Well, shit. I fucked everything up now, didn’t I? I was such an asshole to her today. Yes, a bigger asshole than the first day, if anyone can believe that, which I don’t know if anyone can, but it’s true. I was such an asshole that she walked out of the library, took the car, and drove away. I’m sitting in the kitchen now, writing in this thing because I don’t know what else to do, while I wait for her to come back. Though I don’t blame her if she doesn’t.
I said really shitty things to her. I don’t even want to write them down. If she comes back—and who knows if she will—she’ll probably just go straight up to her room, pack, and leave. I guess I’m just sitting here because I want to be able to apologize to her before she does that.
I thought writing all this, thinking about all this, was making me less of an asshole. I guess not.
I should wait outside for her.
That was the worst day.
She came back. She’s still here.
I didn’t think she’d come back. I didn’t even try to convince her to stay, I didn’t think it would do any good. Even though it’s what I wanted, more than anything.

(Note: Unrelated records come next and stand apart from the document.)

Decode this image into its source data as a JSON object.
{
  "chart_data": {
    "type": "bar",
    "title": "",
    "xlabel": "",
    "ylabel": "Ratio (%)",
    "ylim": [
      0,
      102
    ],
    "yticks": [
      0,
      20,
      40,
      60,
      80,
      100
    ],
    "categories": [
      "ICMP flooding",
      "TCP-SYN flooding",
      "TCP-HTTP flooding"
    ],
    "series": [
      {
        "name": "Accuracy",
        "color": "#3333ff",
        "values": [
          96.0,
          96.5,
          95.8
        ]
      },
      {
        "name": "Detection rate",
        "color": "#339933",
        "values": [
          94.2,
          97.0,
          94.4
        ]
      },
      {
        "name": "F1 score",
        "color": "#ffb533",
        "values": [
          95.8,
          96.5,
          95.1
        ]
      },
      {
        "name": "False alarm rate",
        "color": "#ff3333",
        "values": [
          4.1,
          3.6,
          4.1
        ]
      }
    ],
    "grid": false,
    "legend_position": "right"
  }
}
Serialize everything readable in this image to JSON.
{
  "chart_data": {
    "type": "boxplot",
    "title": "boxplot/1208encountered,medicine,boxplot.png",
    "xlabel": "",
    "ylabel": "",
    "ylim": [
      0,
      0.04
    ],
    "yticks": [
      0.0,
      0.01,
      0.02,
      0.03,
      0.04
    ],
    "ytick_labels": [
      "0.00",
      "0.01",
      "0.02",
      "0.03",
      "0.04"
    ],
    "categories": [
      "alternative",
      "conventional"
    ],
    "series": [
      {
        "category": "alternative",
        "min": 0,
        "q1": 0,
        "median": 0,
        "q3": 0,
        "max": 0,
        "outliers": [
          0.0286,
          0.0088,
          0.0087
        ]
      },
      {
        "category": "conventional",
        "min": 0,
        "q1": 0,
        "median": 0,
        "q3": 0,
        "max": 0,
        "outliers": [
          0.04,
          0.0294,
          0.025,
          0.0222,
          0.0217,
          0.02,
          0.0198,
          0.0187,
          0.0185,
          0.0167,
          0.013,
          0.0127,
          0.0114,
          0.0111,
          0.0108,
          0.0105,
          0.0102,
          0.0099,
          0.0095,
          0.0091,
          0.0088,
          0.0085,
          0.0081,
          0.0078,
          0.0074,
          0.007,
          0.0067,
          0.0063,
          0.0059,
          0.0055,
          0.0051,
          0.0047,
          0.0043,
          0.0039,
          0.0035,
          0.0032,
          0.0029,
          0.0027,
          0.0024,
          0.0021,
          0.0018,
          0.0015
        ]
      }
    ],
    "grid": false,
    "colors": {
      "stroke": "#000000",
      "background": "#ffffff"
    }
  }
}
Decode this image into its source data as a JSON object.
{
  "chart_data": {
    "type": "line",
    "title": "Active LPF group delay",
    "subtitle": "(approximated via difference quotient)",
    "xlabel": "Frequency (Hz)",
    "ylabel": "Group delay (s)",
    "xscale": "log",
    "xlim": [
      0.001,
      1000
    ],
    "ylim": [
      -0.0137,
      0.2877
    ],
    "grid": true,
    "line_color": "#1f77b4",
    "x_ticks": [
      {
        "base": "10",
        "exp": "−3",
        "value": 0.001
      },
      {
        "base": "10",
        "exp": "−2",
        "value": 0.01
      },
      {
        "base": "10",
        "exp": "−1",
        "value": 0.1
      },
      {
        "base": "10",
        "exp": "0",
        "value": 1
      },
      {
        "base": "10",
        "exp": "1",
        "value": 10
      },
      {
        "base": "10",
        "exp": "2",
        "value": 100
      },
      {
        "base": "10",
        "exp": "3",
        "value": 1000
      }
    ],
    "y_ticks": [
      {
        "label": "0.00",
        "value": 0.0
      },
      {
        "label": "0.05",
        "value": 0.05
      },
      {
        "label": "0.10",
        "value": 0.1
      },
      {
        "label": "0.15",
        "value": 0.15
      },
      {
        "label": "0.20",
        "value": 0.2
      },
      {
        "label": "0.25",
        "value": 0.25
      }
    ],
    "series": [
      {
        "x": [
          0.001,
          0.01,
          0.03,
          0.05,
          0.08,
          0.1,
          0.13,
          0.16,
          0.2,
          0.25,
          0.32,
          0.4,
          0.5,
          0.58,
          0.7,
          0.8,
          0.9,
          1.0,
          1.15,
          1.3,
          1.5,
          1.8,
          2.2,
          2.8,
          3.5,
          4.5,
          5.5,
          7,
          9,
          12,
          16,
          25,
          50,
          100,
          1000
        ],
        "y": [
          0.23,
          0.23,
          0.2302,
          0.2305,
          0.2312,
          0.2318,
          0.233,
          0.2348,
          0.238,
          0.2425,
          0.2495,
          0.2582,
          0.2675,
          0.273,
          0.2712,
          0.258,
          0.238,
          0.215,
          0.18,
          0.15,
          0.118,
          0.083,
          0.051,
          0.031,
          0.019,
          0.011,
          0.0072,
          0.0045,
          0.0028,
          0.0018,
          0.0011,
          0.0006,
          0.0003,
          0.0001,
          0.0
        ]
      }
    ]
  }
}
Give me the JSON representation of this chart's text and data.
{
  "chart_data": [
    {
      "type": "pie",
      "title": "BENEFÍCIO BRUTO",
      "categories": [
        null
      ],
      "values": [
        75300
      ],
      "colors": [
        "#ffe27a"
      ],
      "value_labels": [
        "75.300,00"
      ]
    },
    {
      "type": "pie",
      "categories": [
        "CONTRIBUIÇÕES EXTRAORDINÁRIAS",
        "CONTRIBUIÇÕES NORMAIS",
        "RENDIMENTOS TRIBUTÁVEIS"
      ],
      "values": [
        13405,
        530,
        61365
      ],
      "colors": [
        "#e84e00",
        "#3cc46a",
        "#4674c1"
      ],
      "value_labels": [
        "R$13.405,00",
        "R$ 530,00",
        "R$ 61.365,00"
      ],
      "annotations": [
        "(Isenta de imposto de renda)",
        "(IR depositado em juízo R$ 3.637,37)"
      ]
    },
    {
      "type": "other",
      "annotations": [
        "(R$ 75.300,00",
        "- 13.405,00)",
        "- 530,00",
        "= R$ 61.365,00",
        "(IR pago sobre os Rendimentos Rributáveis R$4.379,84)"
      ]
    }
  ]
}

I apologized, and she blew me off, and I did it again, and she listened, only sort of, at first. And then she told me that I hurt her, and even though I knew it was true, hearing her say the words felt like a punch in the face. It made me realize how much I care about her, how important our…friendship, I guess, is to me, because now I know that I never want to do anything to hurt her ever again.
I told her everything. About my dad, my mom, me. What I did to my mom. The stuff I haven’t been writing about, not even in here. The stuff I’ve skipped over. And she listened. And she’s still here.